Probably the most important issue is by all means to ensure the stability and security of the world to be, as the prerequisite for resolving global problems. The rate of change itself leads to the absence of long term commitments and socially relevant planing in society. This is all the more significant during the singular epoch of the demographic revolution, when these tensions are the greatest. This leads to the current loss of governance, law and order, corruption, criminality with moral decay, a rise of irrationality and unreason, seen on many levels of society and political structures of the world.
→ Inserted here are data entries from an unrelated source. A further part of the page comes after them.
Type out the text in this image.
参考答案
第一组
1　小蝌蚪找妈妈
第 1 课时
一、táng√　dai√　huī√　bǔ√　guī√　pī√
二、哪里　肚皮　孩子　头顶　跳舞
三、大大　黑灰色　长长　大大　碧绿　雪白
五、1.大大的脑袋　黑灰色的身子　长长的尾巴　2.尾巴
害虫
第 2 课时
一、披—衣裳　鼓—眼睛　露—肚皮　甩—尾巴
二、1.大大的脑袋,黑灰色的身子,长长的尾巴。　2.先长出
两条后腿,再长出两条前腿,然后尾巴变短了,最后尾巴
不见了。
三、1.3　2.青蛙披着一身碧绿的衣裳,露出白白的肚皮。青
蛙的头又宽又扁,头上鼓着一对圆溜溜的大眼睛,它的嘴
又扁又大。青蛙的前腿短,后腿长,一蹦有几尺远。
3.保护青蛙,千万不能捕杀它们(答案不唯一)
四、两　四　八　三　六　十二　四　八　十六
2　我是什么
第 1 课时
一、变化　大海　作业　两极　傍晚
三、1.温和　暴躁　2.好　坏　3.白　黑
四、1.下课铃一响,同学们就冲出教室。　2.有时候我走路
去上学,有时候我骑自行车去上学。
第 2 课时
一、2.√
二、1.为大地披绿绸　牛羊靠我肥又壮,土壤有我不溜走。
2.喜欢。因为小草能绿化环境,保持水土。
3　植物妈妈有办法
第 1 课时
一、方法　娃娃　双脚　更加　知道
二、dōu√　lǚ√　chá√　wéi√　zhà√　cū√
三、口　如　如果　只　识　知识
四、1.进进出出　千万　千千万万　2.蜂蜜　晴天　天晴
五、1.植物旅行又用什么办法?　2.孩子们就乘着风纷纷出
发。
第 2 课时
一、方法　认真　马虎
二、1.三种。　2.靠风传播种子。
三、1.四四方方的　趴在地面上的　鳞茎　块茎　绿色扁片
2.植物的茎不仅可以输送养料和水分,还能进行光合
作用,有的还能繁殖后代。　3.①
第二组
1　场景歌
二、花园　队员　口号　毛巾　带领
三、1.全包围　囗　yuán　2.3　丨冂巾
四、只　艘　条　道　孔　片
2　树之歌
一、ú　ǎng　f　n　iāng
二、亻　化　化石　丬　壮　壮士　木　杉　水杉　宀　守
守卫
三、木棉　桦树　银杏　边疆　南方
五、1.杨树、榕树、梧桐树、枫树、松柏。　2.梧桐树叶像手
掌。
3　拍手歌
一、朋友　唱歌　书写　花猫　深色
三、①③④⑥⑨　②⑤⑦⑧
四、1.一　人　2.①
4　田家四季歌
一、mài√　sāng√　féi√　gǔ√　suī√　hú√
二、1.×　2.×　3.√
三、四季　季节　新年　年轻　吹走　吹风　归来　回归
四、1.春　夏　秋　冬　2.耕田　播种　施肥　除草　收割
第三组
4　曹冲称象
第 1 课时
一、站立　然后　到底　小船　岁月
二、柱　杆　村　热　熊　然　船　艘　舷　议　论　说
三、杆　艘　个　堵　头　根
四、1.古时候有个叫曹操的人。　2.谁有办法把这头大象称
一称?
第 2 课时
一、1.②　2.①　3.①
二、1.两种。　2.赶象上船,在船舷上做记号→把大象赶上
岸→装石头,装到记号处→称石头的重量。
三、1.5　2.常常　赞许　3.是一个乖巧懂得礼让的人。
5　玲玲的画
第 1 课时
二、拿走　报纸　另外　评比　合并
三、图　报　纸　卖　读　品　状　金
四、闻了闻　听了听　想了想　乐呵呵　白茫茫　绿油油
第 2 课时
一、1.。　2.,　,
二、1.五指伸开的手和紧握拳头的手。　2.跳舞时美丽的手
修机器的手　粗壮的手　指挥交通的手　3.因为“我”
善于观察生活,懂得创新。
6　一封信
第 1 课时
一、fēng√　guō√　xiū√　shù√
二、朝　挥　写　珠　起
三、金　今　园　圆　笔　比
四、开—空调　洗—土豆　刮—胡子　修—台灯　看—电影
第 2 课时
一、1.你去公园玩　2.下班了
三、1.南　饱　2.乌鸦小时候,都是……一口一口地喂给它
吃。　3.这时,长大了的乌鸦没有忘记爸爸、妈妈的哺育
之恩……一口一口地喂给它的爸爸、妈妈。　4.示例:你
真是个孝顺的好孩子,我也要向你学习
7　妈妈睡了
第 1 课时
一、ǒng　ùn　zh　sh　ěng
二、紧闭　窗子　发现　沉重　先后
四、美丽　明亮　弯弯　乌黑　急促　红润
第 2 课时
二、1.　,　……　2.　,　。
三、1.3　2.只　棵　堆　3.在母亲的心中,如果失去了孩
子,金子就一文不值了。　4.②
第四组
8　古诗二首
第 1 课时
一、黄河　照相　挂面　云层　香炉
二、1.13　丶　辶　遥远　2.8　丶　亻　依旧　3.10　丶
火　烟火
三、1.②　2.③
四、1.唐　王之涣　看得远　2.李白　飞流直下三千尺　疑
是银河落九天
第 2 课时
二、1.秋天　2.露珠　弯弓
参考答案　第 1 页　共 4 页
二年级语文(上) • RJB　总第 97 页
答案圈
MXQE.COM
These studies are the outcome of an attempt to develop interdisciplinary understanding by bridging ideas and methods coming from areas of research long separated by tradition and history. As the model is supported by further research and gains ground, the insight it provides should lead to greater understanding of the present state of world affairs. It may offer a common frame of reference for anthropology and history, demography and sociology, for studies in human evolution and genetics. For economists it provides a universal and general framework for assessing our growth and development. For doctors and politicians alike it can indicate the sources of stress and tension in this transient period, unique throughout all human development and affecting both the individual and society in terms of personal and global security and stability. In the emerging world of a stabilised global population there will be a lot of restructured time to resolve these problems of our own making, hopefully managing them without a major disruption, as the challenge of growth will cease to dominate our life. This may provide us with some optimism in facing the present predicament of mankind.